これは、採用されたツイーターの並外れた広帯域性能によって可能になったもので、よりシームレスで位相ずれの少ない自然な繋がりを目指す、競合他社とは一線を画す設計思想です。
高域の再生限界を追求するよりも、ミッドレンジとの自然なつながりを最優先するWilson Audio一貫したポリシーです。
コンデンサー技術: Wilson Audioが自社で製造する新しいAudioCapX-WA銅コンデンサーを採用。銅のエンドスプレーとゴールドのリード線を特徴とし、低レベルの解像度を高め、微細なディテールを驚くほどの明瞭さで再現するように設計されています 。
調整可能なタイムアライメント: WATTモジュールの背面にある調整可能なスパイクは、Wilson Audioのハイエンド設計の象徴であり、極めて重要な機能です 。このスパイクの長さを変えることでWATTモジュールを前後に傾け、特定のリスニングポジションに対してツイーターとミッドレンジドライバーの音響的中心を物理的に時間整合させることができます。
実際の音の印象

当店では、SASHA DAWを以前に常設しておりました。
Systemシリーズも何度も扱っています。
以前のシステムシリーズは、高域に独特のアクセントがあり、ピンポイントで音像が定位する感じや、スピーカーが消える3次元的な表現、コンパクトなサイズにもかかわらず弾むようなエネルギーのある低域によって、多くのユーザーから支持されました。
後期、特にシステム8あたりは、そのキツい表現が緩和されて、素直でニュートラルなバランス表現になりました。以前のモデルが持っていた高域表現を好む方と、新しいモデルの表現を好む方とで、この辺りから評価が分かれる傾向がありました。
この傾向はSASHAシリーズ以降も引き継がれており、伸びやかで雄大な音になったと感じます。
当店には海外の著名なスピーカービルダーの方々もお見えになりますが、「あなたの競合は?」と尋ねると、真っ先に名前が挙がるのがWilson Audioです。現在も世界のハイエンド・スピーカーの代名詞として君臨していると言っても過言ではないでしょう。日本での知名度以上に、海外では高い評価を得ています。

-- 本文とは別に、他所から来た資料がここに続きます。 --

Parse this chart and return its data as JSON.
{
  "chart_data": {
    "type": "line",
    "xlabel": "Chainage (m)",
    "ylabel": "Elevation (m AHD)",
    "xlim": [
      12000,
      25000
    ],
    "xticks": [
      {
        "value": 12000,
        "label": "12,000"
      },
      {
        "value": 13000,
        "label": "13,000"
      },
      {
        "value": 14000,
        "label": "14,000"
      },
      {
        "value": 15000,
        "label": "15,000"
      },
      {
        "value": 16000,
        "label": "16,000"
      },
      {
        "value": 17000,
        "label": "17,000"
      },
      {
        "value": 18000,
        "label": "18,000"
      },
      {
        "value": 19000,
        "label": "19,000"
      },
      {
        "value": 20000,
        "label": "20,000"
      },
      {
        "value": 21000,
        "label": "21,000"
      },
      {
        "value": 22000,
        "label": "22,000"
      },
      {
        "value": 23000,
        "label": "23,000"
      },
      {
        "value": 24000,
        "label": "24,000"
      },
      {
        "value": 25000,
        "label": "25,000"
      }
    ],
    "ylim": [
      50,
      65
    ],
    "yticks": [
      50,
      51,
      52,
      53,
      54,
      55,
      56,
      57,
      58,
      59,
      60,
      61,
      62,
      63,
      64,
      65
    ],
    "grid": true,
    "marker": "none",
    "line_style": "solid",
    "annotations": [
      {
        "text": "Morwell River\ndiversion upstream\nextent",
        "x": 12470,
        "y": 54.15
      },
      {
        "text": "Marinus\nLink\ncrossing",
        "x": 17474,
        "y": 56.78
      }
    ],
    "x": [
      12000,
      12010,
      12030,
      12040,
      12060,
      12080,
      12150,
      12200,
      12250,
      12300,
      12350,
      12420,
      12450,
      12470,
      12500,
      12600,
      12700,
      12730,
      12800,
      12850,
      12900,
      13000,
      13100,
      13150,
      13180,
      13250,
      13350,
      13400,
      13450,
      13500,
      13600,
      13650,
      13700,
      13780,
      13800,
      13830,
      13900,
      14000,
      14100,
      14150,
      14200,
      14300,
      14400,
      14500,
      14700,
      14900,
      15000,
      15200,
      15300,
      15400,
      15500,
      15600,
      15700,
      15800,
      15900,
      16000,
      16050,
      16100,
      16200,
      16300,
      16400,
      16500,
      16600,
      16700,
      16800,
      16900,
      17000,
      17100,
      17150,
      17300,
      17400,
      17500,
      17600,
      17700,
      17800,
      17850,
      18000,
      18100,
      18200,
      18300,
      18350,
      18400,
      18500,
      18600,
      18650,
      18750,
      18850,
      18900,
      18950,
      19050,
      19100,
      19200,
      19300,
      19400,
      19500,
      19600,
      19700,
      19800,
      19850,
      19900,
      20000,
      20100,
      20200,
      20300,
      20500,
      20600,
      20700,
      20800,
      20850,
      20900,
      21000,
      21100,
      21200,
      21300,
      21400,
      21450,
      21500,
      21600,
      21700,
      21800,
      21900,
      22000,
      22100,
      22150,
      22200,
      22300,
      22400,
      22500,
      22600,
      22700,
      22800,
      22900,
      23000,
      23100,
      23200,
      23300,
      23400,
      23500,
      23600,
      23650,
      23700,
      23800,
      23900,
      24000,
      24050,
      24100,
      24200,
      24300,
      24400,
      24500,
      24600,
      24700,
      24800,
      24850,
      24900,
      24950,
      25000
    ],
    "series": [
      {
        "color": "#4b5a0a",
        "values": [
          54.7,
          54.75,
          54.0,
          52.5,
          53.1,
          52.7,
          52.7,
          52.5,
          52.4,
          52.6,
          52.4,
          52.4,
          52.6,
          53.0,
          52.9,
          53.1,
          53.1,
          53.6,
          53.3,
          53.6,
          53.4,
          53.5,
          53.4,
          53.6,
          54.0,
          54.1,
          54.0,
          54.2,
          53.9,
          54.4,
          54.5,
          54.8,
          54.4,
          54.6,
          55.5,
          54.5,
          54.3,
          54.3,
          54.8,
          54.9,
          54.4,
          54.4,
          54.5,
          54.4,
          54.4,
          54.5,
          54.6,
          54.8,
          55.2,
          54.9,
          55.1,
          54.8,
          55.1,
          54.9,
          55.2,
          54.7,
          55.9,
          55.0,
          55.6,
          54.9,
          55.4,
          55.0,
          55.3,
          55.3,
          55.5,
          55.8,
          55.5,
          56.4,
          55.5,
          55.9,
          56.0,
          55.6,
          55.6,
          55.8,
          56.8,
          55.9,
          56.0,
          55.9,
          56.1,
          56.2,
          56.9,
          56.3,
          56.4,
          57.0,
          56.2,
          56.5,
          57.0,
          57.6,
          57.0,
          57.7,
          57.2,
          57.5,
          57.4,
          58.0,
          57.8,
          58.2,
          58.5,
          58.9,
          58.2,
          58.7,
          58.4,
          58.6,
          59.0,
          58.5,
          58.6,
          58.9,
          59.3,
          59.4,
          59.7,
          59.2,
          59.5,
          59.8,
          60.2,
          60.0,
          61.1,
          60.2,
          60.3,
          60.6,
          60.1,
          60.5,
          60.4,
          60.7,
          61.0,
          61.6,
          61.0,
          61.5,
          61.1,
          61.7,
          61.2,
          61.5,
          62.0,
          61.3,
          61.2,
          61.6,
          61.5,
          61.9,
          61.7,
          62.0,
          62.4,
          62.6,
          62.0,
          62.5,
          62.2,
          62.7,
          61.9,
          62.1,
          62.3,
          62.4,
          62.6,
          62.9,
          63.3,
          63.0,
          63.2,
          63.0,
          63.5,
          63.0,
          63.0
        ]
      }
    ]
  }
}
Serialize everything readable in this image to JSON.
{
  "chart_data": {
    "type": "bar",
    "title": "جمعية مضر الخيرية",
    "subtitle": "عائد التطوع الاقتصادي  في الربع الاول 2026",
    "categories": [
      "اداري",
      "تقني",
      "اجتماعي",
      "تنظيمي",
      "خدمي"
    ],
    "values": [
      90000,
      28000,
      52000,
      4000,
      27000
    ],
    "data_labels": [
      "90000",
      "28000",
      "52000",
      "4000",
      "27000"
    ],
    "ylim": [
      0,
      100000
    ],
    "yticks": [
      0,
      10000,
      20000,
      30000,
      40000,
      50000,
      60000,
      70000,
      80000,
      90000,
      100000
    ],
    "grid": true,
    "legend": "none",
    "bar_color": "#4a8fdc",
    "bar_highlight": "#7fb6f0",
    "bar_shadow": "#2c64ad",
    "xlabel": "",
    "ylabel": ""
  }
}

新作のThe WATT/PUPPYも現在のウィルソン・オーディオの流れをくむサウンドです。
必要十分な情報量があり、低域は、ややふくよかな量感を持ちつつ、程よいスピード感を両立しています。全体的に音の密度感があり、特に中域の厚みは聴き応えがあります。SASHAシリーズよりも凝縮感があるように感じられます。
セッティングも以前より寛容で鳴らしやすくなりました。
いくつかのアンプで組み合わせておりますが、アンプの素性も素直に表現します。
バランスが良く、音楽の対応幅も広いスピーカーです。